Die DAK gilt als wichtiger Baustein für die Automatisierung des europäischen Schienengüterverkehrs. | © Unsplash/Gift Habeshaw
Das deutsche Bundesministerium für Verkehr (BMV) startet mit dem Förderprogramm PioDAK die nächste Phase bei der Einführung der Digitalen Automatischen Kupplung (DAK) im Schienengüterverkehr. Die entsprechende Förderrichtlinie wurde im Bundesanzeiger veröffentlicht. Für die Aus- und Umrüstung von Pionierzügen sowie begleitende Forschungsprojekte und Studien stehen knapp 36 Millionen Euro zur Verfügung.
Interessierte Unternehmen und weitere Akteure können ihre Projektskizzen vom 14. bis 25. September beim Bundesamt für Logistik und Mobilität (BALM) einreichen. Das BALM übernimmt als Projektträger die Abwicklung des Programms. Bereits am 10. September werden die Förderbedingungen im Rahmen einer Online-Veranstaltung erläutert.
DAK soll sich im Realbetrieb beweisen
Der entscheidende Schritt gegenüber bisherigen Projekten ist der Einsatz unter regulären Betriebsbedingungen. Nach dem abgeschlossenen Forschungsprojekt DAK-Demonstrator sollen Unternehmen nun eigene Erfahrungen mit der Technologie sammeln können.
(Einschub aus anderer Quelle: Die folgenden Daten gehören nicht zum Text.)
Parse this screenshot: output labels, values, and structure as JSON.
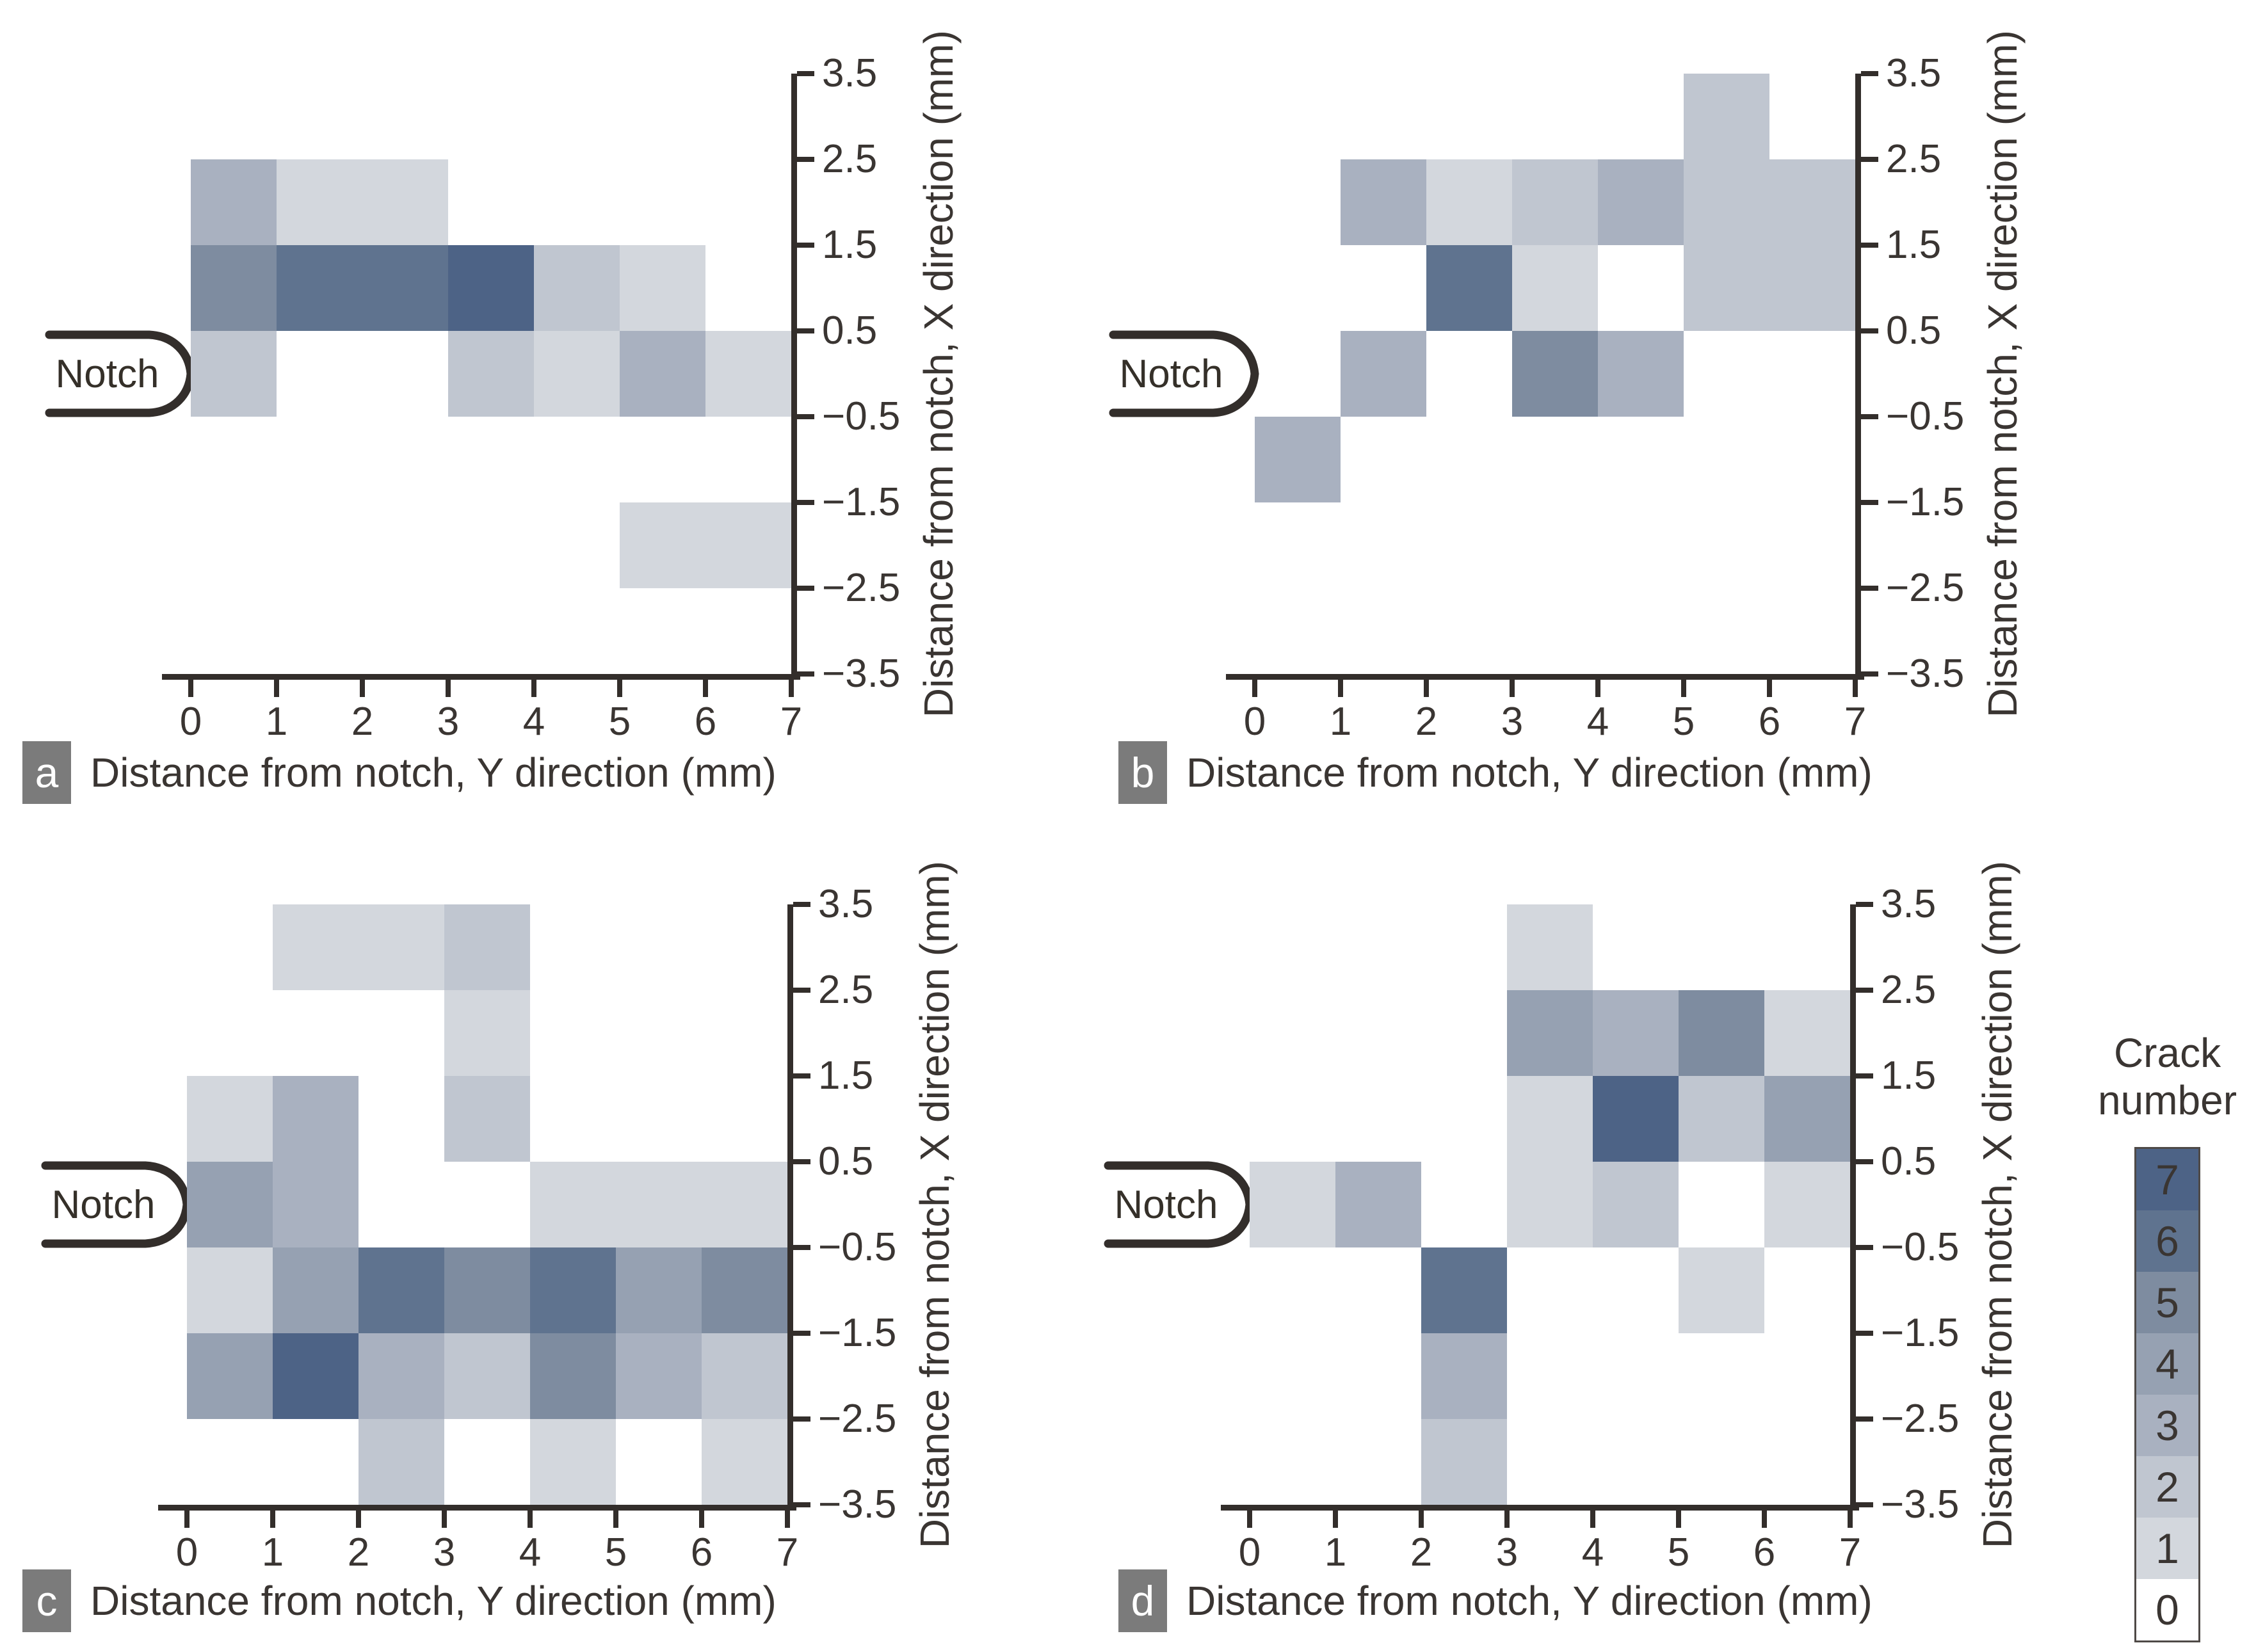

Die DAK gilt als wichtiger Baustein für die Automatisierung des europäischen Schienengüterverkehrs. Anders als bei der heute üblichen Schraubenkupplung sollen Güterwagen automatisch miteinander verbunden werden. Gleichzeitig schafft die Technologie Voraussetzungen für digitale Funktionen im Zugverband.
Bundesverkehrsminister Steffen Bilger sieht darin erhebliches Potenzial, knüpft eine breitere Einführung aber an klare Bedingungen: „Voraussetzung dafür ist allerdings, dass das Produkt die Nutzer mit seinen Funktionen, seiner Lebensdauer und seinem Preis überzeugt und damit eine europaweite Umrüstung wirtschaftlich sinnvoll ist.“
Damit rückt neben der technischen Funktionsfähigkeit zunehmend die Wirtschaftlichkeit in den Mittelpunkt. Schließlich würde eine flächendeckende Einführung eine Umrüstung großer Teile des europäischen Güterwagenbestands und eine entsprechend koordinierte Umsetzung über Länder- und Unternehmensgrenzen hinweg voraussetzen.
Drei Förderschwerpunkte vorgesehen
Das Programm umfasst drei Bereiche. Gefördert werden die Aus- beziehungsweise Umrüstung von Pionierzügen und deren Erprobung im Betrieb, weitere Forschungs- und Entwicklungsarbeiten sowie Studien. Letztere können sich unter anderem mit Nutzen und Risiken, Ressourcenfragen, strategischem Handlungsbedarf und möglichen Instrumenten für die Umsetzung beschäftigen.
Die Ergebnisse sollen eine belastbarere Grundlage dafür liefern, ob und unter welchen Bedingungen die DAK europaweit eingeführt werden kann. Gerade die Erfahrungen aus dem laufenden Güterverkehr dürften dabei entscheidend sein: Nach mehreren Jahren der Entwicklung muss die Technologie nun zeigen, ob sie neben technischen Vorteilen auch im betrieblichen und wirtschaftlichen Alltag überzeugt.
BALM startet zweistufiges Verfahren
Für die Aus- und Umrüstung der Pionierzüge ist ein zweistufiges Antragsverfahren vorgesehen. „Als Projektträger des Förderprogramms PioDAK werden wir das zweistufige Antragsverfahren zur Aus- und Umrüstung von Pionierzügen mit der DAK zügig umsetzen“, sagt BALM-Präsident Christian Hoffmann.
Für Förderinteressierte findet am 10. September um 10 Uhr eine kostenlose Online-Informationsveranstaltung des BALM statt. Die Frist für Projektskizzen läuft anschließend vom 14. bis 25. September.
Mit PioDAK verschiebt sich der Schwerpunkt damit von Demonstration und Entwicklung hin zur betrieblichen Bewährungsprobe. Für eine mögliche europaweite Einführung ist das eine entscheidende Phase: Erst der Einsatz in Pionierzügen wird zeigen, ob die DAK ihre versprochenen Effizienz- und Automatisierungsvorteile auch unter den unterschiedlichen Bedingungen des täglichen Schienengüterverkehrs einlösen kann.